Scores are combined to generate a recommend level of service intensity from 0 (basic services) to 7 (24-hour psychiatric management—admission to a hospital or locked residential unit).

The AACAP strongly encourages clinicians to receive training to use the CASII and provides 1-and 2-day courses.

Source: Reference 14

Comorbid conditions

Comorbid medical illness, substance use disorders, and cognitive disability are common complications in determining the level of care for an adolescent in crisis. Active or passive noncompliance with treatment for medical conditions can pose an immediate or chronic threat to the individual and may represent a method of self-harm. Medical comorbidities and care requirements frequently preclude quick access to services such as group homes, therapeutic foster programs, and residential treatment. Hospitalization often is required to stabilize psychiatric conditions and medical illness.

CASE REPORT: Multiple comorbidities

Ms. P, age 16, has type 1 diabetes mellitus, posttraumatic stress disorder from early physical and sexual abuse, and an IQ of 49. She presents after repeated arguments and physical confrontations with her mother, with whom she lives. She has been caught hoarding high-sugar foods.

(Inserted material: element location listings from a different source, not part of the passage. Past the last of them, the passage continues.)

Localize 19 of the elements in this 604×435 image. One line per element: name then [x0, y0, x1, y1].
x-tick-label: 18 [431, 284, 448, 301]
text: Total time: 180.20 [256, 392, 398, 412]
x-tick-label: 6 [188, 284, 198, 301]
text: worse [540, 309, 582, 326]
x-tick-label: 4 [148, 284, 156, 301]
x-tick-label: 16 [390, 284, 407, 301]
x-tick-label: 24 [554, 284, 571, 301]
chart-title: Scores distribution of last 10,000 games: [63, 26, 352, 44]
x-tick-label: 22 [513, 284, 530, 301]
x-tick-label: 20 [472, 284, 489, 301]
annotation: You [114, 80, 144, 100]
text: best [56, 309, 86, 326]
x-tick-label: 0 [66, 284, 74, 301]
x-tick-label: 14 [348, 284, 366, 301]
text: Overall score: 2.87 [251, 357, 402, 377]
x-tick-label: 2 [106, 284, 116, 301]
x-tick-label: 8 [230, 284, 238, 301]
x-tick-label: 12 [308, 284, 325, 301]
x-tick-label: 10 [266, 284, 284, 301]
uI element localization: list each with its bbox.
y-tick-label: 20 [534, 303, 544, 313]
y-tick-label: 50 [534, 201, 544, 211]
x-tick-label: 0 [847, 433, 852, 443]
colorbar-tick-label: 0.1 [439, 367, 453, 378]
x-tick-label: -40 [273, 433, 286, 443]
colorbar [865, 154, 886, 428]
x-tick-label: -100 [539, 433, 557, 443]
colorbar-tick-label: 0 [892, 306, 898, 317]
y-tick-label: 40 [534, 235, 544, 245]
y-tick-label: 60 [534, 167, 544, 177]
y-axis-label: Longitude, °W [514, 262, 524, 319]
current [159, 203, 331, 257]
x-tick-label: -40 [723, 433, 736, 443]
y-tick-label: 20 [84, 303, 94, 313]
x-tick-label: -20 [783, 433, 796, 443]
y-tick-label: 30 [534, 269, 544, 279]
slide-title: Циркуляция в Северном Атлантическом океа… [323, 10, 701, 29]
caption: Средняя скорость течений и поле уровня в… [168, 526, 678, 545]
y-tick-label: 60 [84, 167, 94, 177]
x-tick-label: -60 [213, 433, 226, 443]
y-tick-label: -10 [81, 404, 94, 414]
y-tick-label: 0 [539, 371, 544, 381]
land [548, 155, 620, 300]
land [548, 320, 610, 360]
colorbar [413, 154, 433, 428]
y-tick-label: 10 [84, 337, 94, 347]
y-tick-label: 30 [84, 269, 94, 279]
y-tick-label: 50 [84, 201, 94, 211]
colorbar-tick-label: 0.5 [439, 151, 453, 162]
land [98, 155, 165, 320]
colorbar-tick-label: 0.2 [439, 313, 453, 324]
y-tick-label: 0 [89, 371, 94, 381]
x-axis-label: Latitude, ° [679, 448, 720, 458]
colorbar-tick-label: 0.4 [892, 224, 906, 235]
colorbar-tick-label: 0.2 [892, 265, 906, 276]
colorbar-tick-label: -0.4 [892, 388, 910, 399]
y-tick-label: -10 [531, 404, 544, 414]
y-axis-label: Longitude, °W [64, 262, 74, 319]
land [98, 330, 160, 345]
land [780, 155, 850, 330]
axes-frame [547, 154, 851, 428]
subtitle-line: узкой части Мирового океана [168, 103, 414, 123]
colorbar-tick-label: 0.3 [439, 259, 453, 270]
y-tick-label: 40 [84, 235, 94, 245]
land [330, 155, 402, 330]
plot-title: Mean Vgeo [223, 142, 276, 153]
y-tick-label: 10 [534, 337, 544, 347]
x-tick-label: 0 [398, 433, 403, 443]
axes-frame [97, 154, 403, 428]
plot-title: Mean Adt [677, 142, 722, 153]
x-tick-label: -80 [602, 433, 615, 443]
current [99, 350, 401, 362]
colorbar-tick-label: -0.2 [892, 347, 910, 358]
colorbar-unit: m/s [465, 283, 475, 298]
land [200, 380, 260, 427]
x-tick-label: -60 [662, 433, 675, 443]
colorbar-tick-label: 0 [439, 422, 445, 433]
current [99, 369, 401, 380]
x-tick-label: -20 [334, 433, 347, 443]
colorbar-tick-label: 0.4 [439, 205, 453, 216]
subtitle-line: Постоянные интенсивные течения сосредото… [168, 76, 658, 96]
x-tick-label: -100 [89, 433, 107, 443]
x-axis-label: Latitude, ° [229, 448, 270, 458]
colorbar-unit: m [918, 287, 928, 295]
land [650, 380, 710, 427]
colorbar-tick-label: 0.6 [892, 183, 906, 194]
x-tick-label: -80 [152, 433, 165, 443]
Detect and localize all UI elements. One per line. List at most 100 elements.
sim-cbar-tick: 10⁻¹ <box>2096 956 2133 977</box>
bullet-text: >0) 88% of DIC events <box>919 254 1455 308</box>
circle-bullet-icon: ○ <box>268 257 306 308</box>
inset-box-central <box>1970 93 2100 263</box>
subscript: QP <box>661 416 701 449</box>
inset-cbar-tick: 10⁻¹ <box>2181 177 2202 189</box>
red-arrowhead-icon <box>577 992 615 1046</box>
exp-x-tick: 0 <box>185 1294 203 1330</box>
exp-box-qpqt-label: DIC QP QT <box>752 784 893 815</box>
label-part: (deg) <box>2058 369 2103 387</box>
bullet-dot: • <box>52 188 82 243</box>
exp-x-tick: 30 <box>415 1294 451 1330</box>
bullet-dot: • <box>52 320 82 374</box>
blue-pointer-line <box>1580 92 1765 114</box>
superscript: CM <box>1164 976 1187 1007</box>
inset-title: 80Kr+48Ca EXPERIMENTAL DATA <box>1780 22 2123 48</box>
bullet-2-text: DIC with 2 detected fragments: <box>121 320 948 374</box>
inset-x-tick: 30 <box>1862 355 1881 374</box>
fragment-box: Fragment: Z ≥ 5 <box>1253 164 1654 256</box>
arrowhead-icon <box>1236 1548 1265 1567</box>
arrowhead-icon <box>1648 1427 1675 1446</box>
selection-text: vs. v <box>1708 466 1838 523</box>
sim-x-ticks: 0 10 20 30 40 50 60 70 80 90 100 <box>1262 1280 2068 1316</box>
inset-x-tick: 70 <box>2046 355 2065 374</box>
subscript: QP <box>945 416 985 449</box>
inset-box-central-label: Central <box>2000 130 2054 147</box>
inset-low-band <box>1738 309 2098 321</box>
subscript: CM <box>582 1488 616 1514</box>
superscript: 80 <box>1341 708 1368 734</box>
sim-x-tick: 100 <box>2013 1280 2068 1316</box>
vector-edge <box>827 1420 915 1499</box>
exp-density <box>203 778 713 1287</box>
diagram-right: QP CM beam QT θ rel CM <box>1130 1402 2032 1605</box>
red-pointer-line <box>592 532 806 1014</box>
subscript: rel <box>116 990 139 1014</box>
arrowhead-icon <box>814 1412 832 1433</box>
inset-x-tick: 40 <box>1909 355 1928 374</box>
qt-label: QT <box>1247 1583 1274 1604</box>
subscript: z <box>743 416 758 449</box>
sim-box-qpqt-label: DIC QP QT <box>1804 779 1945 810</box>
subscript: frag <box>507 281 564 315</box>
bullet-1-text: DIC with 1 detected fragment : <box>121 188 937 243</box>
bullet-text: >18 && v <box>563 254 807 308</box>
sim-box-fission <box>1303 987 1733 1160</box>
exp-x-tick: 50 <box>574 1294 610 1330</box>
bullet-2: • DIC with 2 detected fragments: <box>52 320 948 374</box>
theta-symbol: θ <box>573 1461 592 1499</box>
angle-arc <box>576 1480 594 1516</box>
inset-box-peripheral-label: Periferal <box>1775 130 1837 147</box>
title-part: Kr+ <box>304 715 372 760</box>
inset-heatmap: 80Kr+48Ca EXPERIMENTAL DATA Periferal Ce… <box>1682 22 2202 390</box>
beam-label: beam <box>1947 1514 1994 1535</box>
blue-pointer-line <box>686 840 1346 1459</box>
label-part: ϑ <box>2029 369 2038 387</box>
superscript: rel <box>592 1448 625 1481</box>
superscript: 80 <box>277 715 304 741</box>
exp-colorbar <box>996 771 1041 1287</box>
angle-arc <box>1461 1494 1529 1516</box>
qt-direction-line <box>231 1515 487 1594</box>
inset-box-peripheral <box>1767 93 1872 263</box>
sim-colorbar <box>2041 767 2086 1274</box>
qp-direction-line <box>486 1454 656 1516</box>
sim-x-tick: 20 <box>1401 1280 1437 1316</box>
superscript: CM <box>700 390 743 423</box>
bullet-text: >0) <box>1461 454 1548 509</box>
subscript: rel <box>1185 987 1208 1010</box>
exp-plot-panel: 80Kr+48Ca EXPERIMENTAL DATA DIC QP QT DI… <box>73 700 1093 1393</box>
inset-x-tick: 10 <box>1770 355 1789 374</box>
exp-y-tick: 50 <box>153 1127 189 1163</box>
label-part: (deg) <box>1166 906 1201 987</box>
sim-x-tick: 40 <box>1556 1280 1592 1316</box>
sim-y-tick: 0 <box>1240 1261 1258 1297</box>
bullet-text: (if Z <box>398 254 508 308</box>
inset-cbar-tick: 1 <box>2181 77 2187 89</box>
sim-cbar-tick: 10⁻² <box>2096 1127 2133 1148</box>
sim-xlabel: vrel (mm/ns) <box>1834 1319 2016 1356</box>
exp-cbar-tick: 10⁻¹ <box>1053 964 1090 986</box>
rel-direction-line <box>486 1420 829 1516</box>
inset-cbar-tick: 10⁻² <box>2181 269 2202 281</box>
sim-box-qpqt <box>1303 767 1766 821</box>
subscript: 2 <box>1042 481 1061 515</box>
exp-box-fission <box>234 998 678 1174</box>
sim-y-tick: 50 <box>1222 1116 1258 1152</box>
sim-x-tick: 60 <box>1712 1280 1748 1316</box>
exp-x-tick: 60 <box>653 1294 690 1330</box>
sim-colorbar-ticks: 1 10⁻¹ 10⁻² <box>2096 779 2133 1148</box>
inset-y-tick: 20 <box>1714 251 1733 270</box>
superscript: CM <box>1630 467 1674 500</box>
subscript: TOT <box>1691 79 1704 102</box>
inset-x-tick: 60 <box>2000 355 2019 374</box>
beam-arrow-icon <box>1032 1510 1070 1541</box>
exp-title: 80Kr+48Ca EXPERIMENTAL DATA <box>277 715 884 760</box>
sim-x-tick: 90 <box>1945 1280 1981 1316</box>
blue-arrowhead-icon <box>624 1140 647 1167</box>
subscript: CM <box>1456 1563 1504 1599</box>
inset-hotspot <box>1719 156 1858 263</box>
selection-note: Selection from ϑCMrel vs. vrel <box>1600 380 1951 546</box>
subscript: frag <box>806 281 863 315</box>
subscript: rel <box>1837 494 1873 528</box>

The most recent fight is over Ms. P wanting to consume large amounts of candy. She has been hospitalized twice for diabetic ketoacidosis in the last 6 months. Her most recent blood sugar levels ranged from 250 to 500 mg/dL. Ms. P states she is angry at her mother and will hit her if she tries to control her diet. She says she doesn’t care if she gets sick, but her recognition of medical complications is limited.

Developmental delays may complicate treatment for psychiatric illness or impair an adolescent’s ability to understand the dangerousness of his or her behaviors. 15 Communication barriers make it challenging to assess risk or the patient’s ability to comply with a safety plan. In patients with developmental delay who live in the community, external structure, monitoring, and the ability to manage crises depends on the family/caregivers. Strongly consider hospitalization if an adolescent’s developmental delay has a serious adverse effect on managing the psychiatric condition, causing increased risk of harm to self or others.

Substance use frequently accompanies adolescent psychiatric illness and may pose severe risk by disinhibiting impulse control, exacerbating mood symptoms, altering mental status, or causing intoxication or withdrawal syndromes. Substance use also carries inherent risks, such as contracting human immunodeficiency virus or other blood-borne infections.